Screening for prostate cancer
Doctors at the National Research Oncology Center strongly recommend to get screened for prostate cancer on time, regardless of symptoms.
The following guidelines for screening for prostate cancer apply to most men.
Risk factors for prostate cancer:
- • Age: this is the most important risk factor. More than 90% of cases occur in men aged 45 and over.
- • Family history: the risk is higher if your close relatives (especially first-line relatives - father, brother, son) have or have had prostate cancer, also if they were diagnosed with this disease at a younger age. Men in this category must be examined without fail at the age of 40 and older.
- • Hereditary cancer syndromes: Certain genetic mutations increase the risk of prostate cancer in men. These include Lynch syndrome and mutations in the BRCA1 and BRCA 2 genes.
- • Race: African Americans are almost twice as likely to have prostate cancer as whites. Less common in Asians.
- • A diet high in fat, especially animal fat, can increase the risk.
- • Nationality: Prostate cancer is more common in North America and Northwest Europe than in other parts of the world.
- • Inflammation of the prostate (prostatitis) and sexually transmitted diseases (STDs).
Initial examinations for men, which are recommended to undergo from 45 years of age at least once a year on a regular basis:
- • Blood test for prostate-specific antigen (PSA);
- • Examination by a urologist (digital rectal examination);
- • TRUS (transrectal ultrasound) of the prostate gland.
Examinations for high-risk men:
! If at least one of the above factors is relevant to you, it does not mean that you will definitely get cancer. However, you may need to start the test at an earlier age or get it done more often, as men at higher risk are more likely to develop prostate cancer.
Basic (mandatory) diagnostic examinations:
- •General blood analysis;
- •General urine analysis;
- • Biochemical blood test (protein, urea, creatinine, glucose);
- • Determination of total PSA (prostate - specific antigen) - Total, free and serum index by immunochemiluminescence;
- • X-ray examination of the lungs;
- • ultrasound of the pelvic organs with the determination of residual urine;
- • TRUS-guided prostate biopsy with morphological verification of the diagnosis.
If necessary, the doctor can send for additional examinations.
!!! Often, patients expect symptoms, but they do not occur with prostate cancer. Symptoms such as frequent urination and blood in the urine do not always indicate oncopathology, they also occur with prostate adenoma and chronic prostatitis. Prostate cancer is detected only on the basis of laboratory diagnostic tests.
Based on the NROC, you can get a complete examination as part of the Check-up package "Men's health".

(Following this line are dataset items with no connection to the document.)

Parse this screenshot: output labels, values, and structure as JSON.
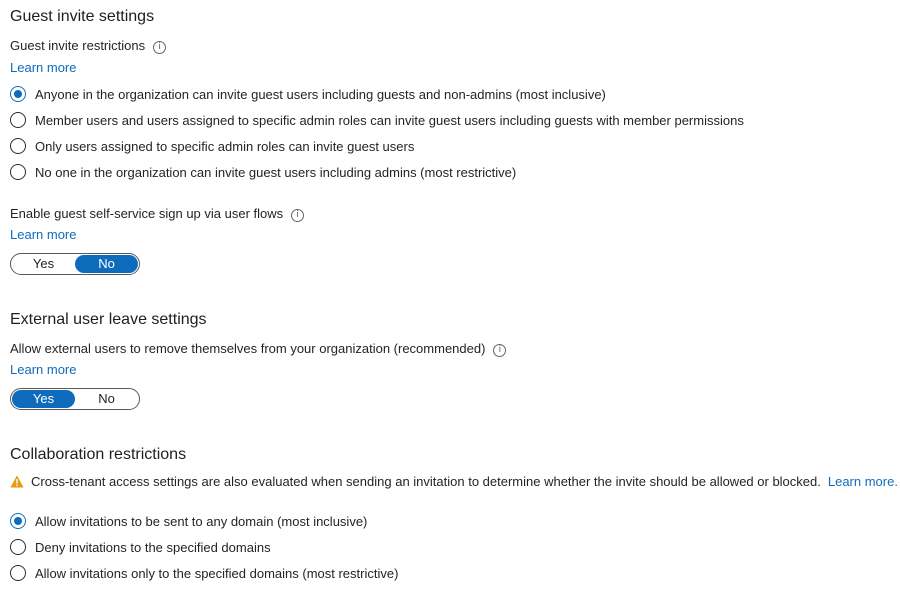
{
  "guest_invite": {
    "title": "Guest invite settings",
    "restrictions_label": "Guest invite restrictions",
    "learn_more": "Learn more",
    "options": [
      {
        "label": "Anyone in the organization can invite guest users including guests and non-admins (most inclusive)",
        "selected": true
      },
      {
        "label": "Member users and users assigned to specific admin roles can invite guest users including guests with member permissions",
        "selected": false
      },
      {
        "label": "Only users assigned to specific admin roles can invite guest users",
        "selected": false
      },
      {
        "label": "No one in the organization can invite guest users including admins (most restrictive)",
        "selected": false
      }
    ],
    "self_service_label": "Enable guest self-service sign up via user flows",
    "self_service_learn_more": "Learn more",
    "self_service_toggle": {
      "yes": "Yes",
      "no": "No",
      "value": "No"
    }
  },
  "external_leave": {
    "title": "External user leave settings",
    "allow_label": "Allow external users to remove themselves from your organization (recommended)",
    "learn_more": "Learn more",
    "toggle": {
      "yes": "Yes",
      "no": "No",
      "value": "Yes"
    }
  },
  "collaboration": {
    "title": "Collaboration restrictions",
    "warning_text": "Cross-tenant access settings are also evaluated when sending an invitation to determine whether the invite should be allowed or blocked.",
    "warning_link": "Learn more.",
    "options": [
      {
        "label": "Allow invitations to be sent to any domain (most inclusive)",
        "selected": true
      },
      {
        "label": "Deny invitations to the specified domains",
        "selected": false
      },
      {
        "label": "Allow invitations only to the specified domains (most restrictive)",
        "selected": false
      }
    ]
  },
  "colors": {
    "accent": "#0f6cbd",
    "warning": "#e39c0a"
  },
  "icons": {
    "info": "info-icon",
    "warning": "warning-icon"
  }
}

At the NROC, you can undergo high-quality diagnostics, get a "second opinion" about the type of tumor cells in the diagnosis, and, if necessary, immediately begin and receive qualified treatment.
Citizens of Kazakhstan have the right to freely choose their doctor and medical organization in accordance with subparagraph 3, paragraph 1, Article 77 of the Code of the Republic of Kazakhstan "On health and the health care system".
In addition, the patient has the right to freely choose the organization of health care during planned hospitalization, which is enshrined in the order of the Minister of Health and Social Development of the Republic of Kazakhstan dated September 29, 2015 No. 761 "On approval of the Rules for the provision of inpatient care."